196- 2022 yılında Nobel Edebiyat Ödülü kazanan Fransız yazar Annie Ernaux, Seneler romanında, doğduğu yıl olan 1940’dan 2006’ya kadar geçen zamanın bir dökümünü sunuyor bize. Bunu yaparken diğer kitaplarında olduğu gibi kendini saklamıyor, varlığını en mahrem anlarına dek görünür kılıyor ve böylece modern otobiyografiye getirdiği yeni dil ve biçimi sürdürüyor. Kişisel bellekle kolektif belleği birleştiriyor. Zaten ödülünün gerekçesi de “kişisel hafızanın köklerini, mesafelerini ve kolektif kısıtlamalarını keşfetmedeki cesareti” olarak açıklanmıştı.

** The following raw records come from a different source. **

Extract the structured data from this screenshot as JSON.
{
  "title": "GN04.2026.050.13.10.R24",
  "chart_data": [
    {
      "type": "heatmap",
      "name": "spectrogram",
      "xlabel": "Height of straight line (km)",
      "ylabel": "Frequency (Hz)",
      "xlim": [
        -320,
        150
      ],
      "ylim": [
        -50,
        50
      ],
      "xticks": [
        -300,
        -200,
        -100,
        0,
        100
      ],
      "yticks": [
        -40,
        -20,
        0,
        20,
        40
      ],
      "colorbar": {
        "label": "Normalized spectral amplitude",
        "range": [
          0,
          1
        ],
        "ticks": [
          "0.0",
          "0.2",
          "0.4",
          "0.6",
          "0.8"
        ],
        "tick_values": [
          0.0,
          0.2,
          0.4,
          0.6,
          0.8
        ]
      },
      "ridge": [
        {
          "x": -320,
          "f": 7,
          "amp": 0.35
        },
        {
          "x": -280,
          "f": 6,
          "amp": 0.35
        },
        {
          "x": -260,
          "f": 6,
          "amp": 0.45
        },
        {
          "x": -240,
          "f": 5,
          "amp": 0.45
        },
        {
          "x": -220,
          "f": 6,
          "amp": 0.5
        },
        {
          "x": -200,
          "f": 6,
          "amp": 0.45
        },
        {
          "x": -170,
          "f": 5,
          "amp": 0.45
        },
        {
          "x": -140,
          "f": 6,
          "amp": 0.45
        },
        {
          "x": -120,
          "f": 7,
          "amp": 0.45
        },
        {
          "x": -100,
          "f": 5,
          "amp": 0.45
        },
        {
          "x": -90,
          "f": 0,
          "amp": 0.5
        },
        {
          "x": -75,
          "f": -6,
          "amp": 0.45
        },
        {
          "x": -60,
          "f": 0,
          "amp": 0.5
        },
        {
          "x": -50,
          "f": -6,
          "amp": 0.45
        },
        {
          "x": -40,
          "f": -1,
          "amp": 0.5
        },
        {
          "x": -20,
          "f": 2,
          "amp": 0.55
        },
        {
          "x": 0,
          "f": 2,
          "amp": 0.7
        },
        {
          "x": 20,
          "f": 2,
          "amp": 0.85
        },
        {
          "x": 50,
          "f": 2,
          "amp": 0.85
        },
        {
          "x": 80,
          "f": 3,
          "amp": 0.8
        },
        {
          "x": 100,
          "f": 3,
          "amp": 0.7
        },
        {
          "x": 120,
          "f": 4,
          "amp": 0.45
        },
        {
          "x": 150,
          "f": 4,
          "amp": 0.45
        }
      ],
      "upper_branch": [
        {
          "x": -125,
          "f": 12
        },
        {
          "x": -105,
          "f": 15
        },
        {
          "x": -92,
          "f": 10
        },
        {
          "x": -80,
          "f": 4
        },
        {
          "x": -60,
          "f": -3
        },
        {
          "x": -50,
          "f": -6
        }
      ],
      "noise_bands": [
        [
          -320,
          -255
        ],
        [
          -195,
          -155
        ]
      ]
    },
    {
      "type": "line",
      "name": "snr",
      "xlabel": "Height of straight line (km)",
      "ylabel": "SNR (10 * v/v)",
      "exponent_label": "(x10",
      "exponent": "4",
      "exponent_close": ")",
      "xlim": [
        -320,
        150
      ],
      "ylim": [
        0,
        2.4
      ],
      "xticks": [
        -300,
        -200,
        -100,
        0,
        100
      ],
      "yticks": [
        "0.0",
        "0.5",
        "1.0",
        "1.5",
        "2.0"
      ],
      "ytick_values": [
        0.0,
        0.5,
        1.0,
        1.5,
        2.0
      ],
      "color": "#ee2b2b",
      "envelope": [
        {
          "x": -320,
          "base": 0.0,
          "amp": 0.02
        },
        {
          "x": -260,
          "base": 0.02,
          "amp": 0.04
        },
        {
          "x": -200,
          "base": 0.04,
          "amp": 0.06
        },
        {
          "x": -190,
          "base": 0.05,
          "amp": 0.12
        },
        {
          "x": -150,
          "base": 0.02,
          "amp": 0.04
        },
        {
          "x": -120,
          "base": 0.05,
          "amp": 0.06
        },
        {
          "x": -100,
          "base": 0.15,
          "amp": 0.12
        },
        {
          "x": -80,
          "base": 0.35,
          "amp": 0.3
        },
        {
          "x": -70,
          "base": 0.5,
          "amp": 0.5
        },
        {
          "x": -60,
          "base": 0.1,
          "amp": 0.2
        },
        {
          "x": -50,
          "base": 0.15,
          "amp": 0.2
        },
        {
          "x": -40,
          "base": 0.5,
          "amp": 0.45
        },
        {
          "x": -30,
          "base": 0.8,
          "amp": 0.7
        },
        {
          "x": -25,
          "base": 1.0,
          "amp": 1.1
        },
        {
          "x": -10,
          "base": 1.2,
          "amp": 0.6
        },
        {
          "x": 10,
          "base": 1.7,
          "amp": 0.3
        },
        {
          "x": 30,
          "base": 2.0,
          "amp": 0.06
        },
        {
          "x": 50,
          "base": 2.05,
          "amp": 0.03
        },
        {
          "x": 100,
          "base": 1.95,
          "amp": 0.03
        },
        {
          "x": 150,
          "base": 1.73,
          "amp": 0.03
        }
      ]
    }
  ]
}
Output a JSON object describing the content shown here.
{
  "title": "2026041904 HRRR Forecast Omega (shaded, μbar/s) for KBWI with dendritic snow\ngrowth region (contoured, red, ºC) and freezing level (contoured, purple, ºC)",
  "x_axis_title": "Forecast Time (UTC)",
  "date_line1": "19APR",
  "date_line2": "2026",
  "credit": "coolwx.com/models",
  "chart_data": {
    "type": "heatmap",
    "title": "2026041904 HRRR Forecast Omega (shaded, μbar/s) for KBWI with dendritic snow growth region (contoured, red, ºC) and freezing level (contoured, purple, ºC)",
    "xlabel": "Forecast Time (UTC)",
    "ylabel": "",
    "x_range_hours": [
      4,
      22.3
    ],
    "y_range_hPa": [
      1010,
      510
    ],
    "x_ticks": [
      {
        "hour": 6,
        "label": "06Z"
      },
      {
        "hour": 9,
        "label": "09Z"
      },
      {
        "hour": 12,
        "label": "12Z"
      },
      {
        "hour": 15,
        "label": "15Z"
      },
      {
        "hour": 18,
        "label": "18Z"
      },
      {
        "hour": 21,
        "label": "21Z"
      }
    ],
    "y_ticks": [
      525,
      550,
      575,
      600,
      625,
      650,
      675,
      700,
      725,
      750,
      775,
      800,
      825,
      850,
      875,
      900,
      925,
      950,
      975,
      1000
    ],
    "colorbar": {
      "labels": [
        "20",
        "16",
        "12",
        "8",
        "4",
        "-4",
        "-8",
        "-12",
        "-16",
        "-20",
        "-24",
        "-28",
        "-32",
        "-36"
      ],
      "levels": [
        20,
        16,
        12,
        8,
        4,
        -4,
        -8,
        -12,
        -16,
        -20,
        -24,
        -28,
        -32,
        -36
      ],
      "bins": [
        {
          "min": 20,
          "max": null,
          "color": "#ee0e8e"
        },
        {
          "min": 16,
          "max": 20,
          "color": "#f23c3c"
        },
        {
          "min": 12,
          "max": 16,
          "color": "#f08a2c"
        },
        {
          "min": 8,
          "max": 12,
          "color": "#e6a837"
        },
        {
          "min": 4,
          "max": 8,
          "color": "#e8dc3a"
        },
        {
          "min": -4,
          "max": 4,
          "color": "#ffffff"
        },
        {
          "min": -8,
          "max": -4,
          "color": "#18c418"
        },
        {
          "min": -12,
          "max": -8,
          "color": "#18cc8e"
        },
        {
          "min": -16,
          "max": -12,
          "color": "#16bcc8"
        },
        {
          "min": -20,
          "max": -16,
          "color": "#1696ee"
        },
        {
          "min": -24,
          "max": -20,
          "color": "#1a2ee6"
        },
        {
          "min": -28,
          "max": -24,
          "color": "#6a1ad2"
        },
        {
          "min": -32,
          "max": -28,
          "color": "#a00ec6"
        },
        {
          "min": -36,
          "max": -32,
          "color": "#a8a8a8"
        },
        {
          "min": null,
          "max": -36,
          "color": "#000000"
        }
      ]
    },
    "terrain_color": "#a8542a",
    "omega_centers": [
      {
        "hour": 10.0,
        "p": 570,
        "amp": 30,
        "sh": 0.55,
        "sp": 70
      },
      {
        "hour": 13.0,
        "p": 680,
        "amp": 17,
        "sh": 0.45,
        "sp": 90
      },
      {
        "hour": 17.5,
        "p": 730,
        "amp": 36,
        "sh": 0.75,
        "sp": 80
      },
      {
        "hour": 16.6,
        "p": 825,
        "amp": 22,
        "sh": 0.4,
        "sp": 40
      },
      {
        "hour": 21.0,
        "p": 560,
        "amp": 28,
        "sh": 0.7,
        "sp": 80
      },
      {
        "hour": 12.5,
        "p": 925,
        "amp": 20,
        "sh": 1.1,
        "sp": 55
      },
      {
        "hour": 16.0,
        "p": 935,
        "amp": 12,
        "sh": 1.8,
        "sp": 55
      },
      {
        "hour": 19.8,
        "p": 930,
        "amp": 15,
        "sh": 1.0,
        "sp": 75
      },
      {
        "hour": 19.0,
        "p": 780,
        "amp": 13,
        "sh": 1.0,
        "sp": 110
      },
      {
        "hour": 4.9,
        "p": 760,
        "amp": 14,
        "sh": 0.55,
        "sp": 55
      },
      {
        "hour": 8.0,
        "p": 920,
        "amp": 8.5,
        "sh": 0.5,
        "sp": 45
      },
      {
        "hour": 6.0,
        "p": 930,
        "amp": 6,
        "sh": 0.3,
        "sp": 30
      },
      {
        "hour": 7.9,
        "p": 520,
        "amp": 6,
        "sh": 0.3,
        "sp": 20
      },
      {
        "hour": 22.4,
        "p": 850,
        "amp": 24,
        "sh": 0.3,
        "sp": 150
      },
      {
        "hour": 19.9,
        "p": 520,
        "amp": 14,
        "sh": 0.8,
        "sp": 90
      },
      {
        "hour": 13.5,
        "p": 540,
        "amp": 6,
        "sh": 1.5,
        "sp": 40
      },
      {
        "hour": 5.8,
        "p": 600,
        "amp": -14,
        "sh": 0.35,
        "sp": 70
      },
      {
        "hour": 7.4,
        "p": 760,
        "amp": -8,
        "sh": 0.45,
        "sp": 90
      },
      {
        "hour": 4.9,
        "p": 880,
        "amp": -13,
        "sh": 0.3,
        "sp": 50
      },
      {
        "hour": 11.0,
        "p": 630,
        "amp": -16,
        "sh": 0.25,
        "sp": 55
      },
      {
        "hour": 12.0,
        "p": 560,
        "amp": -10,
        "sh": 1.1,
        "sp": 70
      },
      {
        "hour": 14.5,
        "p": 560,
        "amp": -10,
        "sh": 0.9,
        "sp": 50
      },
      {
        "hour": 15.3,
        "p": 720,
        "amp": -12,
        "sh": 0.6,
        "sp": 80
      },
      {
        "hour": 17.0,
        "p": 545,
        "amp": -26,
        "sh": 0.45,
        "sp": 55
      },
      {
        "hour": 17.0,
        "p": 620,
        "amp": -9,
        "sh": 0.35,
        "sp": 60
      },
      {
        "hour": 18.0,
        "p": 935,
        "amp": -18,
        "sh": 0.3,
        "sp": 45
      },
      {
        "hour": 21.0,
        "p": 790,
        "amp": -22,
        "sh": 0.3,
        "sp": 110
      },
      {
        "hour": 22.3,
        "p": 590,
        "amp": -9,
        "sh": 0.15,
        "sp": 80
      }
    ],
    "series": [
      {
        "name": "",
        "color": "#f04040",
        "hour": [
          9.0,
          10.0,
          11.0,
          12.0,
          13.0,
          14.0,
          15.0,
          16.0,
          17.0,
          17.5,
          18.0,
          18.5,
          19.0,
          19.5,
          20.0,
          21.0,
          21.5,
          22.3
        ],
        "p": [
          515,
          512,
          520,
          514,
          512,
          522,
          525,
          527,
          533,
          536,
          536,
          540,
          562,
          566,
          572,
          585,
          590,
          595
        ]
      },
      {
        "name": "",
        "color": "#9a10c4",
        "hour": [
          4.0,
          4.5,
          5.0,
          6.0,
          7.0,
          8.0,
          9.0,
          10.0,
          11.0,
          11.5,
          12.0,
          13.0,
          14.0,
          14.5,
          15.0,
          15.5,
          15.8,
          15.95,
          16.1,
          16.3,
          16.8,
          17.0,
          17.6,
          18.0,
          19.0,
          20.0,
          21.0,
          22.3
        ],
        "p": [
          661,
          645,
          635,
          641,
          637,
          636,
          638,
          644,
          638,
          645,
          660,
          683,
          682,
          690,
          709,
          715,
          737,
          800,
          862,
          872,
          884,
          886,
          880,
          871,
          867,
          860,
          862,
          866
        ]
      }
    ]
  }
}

197- Seneler romanı, on biri fotoğraf olmak üzere on üç görüntü eşliğinde bizi hem Fransa (Fransa merkezinde dünya) hem de bir kadının (yazarın) tarihi içinde bir yolculuğa çıkarıyor. İnsan ömrünün altmış altı yılını anlatırken günlük yaşamımızdan edebiyata, siyasetten teknolojiye değişen ‘şey’ lerin ‘zaman’ tünelinden geçiriyor. Kitabı okurken şunu hissetmiştim; sanki yazar yanıma oturmuş, albümünü açmış, her bir fotoğrafı gösterirken hem kendisini, hem ülkesini, hem insanlığı anlatıyor bana.

198- “Her şey bir saniye içinde silinip gidecek. Beşikten ölüm döşeğine dek derlenen sözlük tarihe karışacak. Suskunluğa bürünecek her şey ve onu anlatacak bir sözcük olmayacak. (…) Bayram sofrası sohbetlerinde, yüzü gittikçe silinen bir isimden ibaret olacağız ve giderek eski devirlere ait, adsız sansız yığının içinde kayıplara karışacağız.”- Seneler, Annie Ernaux, sayfa 18. Çeviri: Siren İdemen, Can Yayınları, 2021

[email protected]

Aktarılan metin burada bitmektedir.